Prep the veg by halving the peppers, scooping out the white seeds and pith, then chop into bite-sized chunks. Peel the red onion and slice into eight wedges. Trim the roots and any ragged greens off the spring onions, then slice the white parts into chunks around 2cm long and finely slice the green parts.

Preheat your grill to high and line a baking tray with foil. 

Thread the tempeh and veg onto the skewers and place them on the baking tray. Any veg or tempeh that won’t fit on the skewers can be placed on the baking tray around the skewers.

Slide the tray under the grill and cook for eight to 10 minutes, turning the skewers (and any veg and tempeh on the tray) over halfway through. The veg and tempeh should be lighted charred at the edges and tender.

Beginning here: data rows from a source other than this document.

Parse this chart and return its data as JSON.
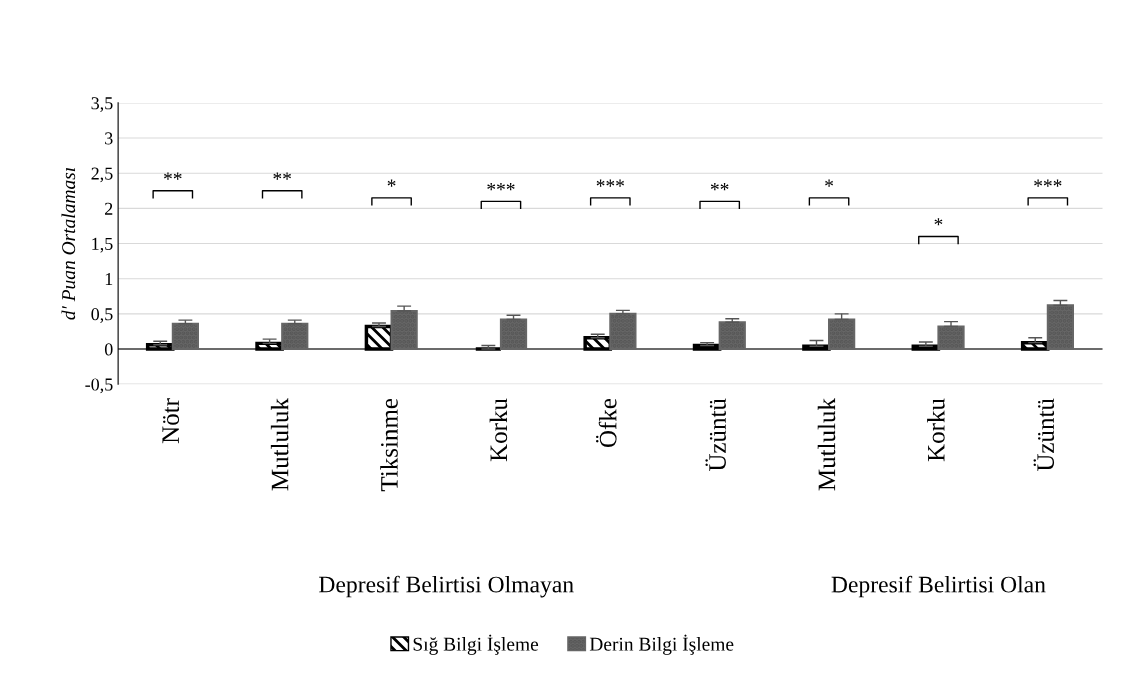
{
  "chart_data": {
    "type": "bar",
    "ylabel": "d′ Puan Ortalaması",
    "categories": [
      "Nötr",
      "Mutluluk",
      "Tiksinme",
      "Korku",
      "Öfke",
      "Üzüntü",
      "Mutluluk",
      "Korku",
      "Üzüntü"
    ],
    "series": [
      {
        "name": "Sığ Bilgi İşleme",
        "color": "#000000",
        "values": [
          0.06,
          0.08,
          0.32,
          0.0,
          0.16,
          0.05,
          0.04,
          0.04,
          0.09
        ],
        "errors": [
          0.05,
          0.06,
          0.05,
          0.05,
          0.05,
          0.04,
          0.08,
          0.06,
          0.07
        ]
      },
      {
        "name": "Derin Bilgi İşleme",
        "color": "#666666",
        "values": [
          0.36,
          0.36,
          0.54,
          0.42,
          0.5,
          0.38,
          0.42,
          0.32,
          0.62
        ],
        "errors": [
          0.05,
          0.05,
          0.07,
          0.06,
          0.05,
          0.05,
          0.08,
          0.07,
          0.07
        ]
      }
    ],
    "ylim": [
      -0.5,
      3.5
    ],
    "yticks": [
      {
        "value": -0.5,
        "label": "-0,5"
      },
      0,
      {
        "value": 0.5,
        "label": "0,5"
      },
      1,
      {
        "value": 1.5,
        "label": "1,5"
      },
      2,
      {
        "value": 2.5,
        "label": "2,5"
      },
      3,
      {
        "value": 3.5,
        "label": "3,5"
      }
    ],
    "grid": "y",
    "legend": "bottom",
    "annotations": [
      "**",
      "**",
      "*",
      "***",
      "***",
      "**",
      "*",
      "*",
      "***",
      "Depresif Belirtisi Olmayan",
      "Depresif Belirtisi Olan"
    ]
  }
}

Fluff the rice with a fork and divide it between two warm plates, along with the salad leaves. Top with the teriyaki tempeh skewers and serve with wedges of the remaining lime half for squeezing.

Recipe and image courtesy of Abel & Cole. 

Tempeh and apple burger

Serves: 4

Tempeh recipe: Tempeh and apple burgers


1 block of tempeh (about 200g)

1 cup of rinsed and drained black beans

3/4 cup of oats

1 carrot roughly chopped

1/2 apple, finely grated

1 small red onion, chopped

2 tbsp of tamari sauce

A generous sprinkle of black pepper

Optional: 1-2 tbsp of hot sauce 

To serve:

Burger buns

Sliced avocado

Sliced tomato

Lettuce or rocket

Sauerkraut or pickle

Vegan mayo 


Preheat the oven to 200°C.

Cut the tempeh into pieces and place into a pan. Cover with boiling water and cook the tempeh on a medium heat for 10 minutes.

Drain the tempeh chunks and place them in the food processor with all the other ingredients for the patties. 

Blitz everything for few seconds until you have a chunky paste. Don’t over-process it as you don’t want to end up with a puree.

Shape the mixture into patties and place them on a baking tray covered with parchment paper. Bake them in the oven for 20 minutes. 

Remove them from the oven and let the patties cool down for few minutes before assembling the burger.

Spread a layer of mayo on the bottom half before adding your salad, the burger, tomato, avocado and sauerkraut or pickle.

You can store the patties in the fridge for a week and they are also suitable for freezing.

Recipe and image courtesy of Happy Skin Kitchen.